One point which is usually not sussed out: as Tom Wright notes in Scripture and the Authority of God, in the historical context of the Reformation, Sola Scriptura was not only an appeal to the “authority” of Scripture against apostolic authority, it was also an appeal to the literal sense of Scripture. Not “literal” in the 20th century fundamentalist sense (which I would call literalistic), but literal as opposed to the three other traditional “senses of Scripture” (allegorical, moral and anagogical). In traditional exegesis, the “literal” sense of Scripture is the sense intended by the author, so that, e.g., to read Genesis as a physics and biological textbook is to read it non-literally, since that’s not what the author intended to say.
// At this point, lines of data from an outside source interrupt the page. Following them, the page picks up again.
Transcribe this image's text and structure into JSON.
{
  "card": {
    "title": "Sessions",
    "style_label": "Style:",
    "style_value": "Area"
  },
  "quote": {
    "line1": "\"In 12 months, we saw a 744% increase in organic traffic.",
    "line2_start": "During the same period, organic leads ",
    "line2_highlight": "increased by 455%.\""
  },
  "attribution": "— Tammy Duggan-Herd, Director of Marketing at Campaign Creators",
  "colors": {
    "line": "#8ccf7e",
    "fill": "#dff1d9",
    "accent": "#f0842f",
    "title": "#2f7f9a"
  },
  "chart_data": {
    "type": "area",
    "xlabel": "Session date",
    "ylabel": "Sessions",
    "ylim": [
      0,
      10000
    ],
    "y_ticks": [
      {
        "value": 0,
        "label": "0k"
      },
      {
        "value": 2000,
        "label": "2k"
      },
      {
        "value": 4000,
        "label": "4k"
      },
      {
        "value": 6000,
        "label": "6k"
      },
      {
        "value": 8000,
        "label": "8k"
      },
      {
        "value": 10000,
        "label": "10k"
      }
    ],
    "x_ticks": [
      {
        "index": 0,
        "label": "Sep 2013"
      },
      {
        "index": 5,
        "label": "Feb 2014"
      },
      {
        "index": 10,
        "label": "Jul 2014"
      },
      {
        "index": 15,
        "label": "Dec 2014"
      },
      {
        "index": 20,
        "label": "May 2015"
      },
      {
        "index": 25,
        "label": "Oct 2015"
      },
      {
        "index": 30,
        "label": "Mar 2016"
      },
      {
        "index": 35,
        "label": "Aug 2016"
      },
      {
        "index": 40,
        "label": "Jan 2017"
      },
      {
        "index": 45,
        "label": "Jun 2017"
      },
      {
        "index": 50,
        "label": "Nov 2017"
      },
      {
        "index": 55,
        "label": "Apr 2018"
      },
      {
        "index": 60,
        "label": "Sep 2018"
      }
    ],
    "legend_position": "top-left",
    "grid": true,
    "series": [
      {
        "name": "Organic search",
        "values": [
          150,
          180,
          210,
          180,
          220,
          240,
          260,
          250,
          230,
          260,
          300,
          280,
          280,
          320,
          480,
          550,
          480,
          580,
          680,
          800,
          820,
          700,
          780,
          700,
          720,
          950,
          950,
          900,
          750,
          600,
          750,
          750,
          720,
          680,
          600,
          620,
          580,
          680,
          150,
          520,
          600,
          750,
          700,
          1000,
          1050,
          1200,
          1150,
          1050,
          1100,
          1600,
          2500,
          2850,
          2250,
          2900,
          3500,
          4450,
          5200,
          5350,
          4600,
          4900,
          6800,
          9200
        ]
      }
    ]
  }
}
Anyhow, the point is this: most historians today would agree that at the time Paul wrote Second Timothy, the Gospels, with the possible exception of Mark, were not yet written, and certainly not yet canonized into the Christian Bible we mean when we say “Scripture.” In this verse, Paul is clearly referring to the Hebrew Bible, and is making (what we would now call) an anti-Marcionite point against Christian rejection of (what we now call) the Old Testament. In the literal sense, this passage has nothing to say about “Scripture” as we today mean the term.

Which yields the sad (for Protestants) and delicious (for Catholics) irony that in order to read this text as validating Sola Scriptura, you must first accept a hermeneutic that Sola Scriptura rejects.